At some point, the Rockets will have to consider dealing Harden while he still holds significant value. He is not the easiest superstar to trade, because he is so entrenched in a system built around him. The fits as his co-star are few, and it is even more difficult to plug him into an ensemble cast. An entire roster has to be constructed in Harden’s image. Deals that may make sense for both sides are few and far between.

Would the Minnesota Timberwolves, helmed by former Rockets executive Gerrson Rosas, package this year’s No. 1 pick to pair Harden with Karl-Anthony Towns? Would Houston want the pick in a down draft?

Would the Denver Nuggets deal Jamal Murray for Harden? Or the Philadelphia 76ers and Ben Simmons?
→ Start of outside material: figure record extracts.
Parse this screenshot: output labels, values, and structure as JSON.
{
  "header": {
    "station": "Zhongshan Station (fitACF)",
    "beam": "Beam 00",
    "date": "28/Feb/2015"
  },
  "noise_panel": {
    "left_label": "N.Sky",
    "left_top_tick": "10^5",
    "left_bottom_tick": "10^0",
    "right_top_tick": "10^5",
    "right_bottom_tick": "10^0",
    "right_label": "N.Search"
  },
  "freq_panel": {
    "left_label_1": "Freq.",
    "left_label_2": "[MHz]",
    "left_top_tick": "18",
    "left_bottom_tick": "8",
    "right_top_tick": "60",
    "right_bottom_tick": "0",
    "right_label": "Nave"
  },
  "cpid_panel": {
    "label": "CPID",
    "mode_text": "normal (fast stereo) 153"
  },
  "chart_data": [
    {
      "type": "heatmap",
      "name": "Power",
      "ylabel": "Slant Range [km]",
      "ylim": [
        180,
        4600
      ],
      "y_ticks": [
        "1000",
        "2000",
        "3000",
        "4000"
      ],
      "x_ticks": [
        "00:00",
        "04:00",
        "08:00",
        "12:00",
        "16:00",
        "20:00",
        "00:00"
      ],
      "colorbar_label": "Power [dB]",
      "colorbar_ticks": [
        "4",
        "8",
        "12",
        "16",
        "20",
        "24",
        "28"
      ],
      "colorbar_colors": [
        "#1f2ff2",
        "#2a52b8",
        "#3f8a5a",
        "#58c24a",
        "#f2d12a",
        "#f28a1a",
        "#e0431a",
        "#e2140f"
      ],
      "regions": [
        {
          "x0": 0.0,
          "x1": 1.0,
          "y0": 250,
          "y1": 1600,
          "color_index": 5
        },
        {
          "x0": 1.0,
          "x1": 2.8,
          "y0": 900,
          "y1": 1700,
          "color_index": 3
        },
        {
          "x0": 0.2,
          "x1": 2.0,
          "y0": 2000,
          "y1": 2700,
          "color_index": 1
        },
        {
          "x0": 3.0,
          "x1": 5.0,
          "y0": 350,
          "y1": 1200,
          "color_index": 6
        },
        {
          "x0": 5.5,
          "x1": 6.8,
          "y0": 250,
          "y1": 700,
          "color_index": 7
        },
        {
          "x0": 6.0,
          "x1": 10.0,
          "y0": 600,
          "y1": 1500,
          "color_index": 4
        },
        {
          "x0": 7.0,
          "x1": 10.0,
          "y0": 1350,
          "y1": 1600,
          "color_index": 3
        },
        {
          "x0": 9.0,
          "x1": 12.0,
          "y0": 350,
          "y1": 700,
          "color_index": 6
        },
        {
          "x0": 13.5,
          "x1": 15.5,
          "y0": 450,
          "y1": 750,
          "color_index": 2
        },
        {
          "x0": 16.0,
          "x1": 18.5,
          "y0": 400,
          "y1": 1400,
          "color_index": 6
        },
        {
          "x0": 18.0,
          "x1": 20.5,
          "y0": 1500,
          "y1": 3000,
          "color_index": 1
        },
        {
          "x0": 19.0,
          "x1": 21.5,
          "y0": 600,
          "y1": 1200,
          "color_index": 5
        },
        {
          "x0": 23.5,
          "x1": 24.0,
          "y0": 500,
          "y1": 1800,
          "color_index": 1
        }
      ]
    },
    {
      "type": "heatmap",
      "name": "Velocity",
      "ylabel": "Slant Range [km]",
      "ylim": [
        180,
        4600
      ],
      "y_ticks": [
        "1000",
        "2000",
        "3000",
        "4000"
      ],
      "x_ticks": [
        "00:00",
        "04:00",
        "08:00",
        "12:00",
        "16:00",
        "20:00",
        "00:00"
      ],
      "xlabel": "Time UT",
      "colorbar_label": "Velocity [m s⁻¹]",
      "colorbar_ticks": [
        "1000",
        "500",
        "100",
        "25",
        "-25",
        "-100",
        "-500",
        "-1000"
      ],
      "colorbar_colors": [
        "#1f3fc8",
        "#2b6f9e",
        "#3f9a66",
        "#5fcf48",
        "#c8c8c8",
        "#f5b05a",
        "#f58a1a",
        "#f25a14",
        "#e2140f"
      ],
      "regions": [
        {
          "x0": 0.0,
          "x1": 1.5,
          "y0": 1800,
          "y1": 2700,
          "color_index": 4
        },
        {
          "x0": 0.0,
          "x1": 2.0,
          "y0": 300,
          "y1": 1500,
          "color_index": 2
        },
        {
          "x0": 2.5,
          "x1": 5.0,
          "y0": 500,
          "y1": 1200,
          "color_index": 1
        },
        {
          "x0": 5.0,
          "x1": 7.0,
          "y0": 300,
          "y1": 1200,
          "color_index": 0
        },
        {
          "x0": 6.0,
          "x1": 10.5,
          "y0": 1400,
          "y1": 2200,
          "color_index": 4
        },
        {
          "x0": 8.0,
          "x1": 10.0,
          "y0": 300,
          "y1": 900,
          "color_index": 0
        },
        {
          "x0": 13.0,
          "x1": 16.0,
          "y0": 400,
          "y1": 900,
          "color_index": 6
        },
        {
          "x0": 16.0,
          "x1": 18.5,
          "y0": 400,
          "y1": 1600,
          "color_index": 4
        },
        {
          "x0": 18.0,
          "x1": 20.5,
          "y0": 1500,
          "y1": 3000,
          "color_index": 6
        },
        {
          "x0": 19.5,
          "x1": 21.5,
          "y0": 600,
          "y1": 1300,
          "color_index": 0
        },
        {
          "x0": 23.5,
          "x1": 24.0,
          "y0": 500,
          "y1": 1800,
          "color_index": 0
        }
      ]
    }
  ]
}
Would the New Orleans Pelicans swap Jrue Holiday, Lonzo Ball and picks to partner Harden with Zion Williamson and Brandon Ingram? In any scenario, Westbrook would have to go, too. Probably Covington and Tucker as well. Maybe that is the best path forward for Houston, if a championship is the end goal. Blow it up, save the money now, and work toward acquiring a star duo that is not outside the top five.

Fertitta may be fine fielding a playoff team with a hard ceiling for the foreseeable future, what with his restaurant and casino empire hit hard by the coronavirus pandemic, but this is a team that needs to be torn down before it is built into a contender again. Morey and D’Antoni surely saw the writing on the wall.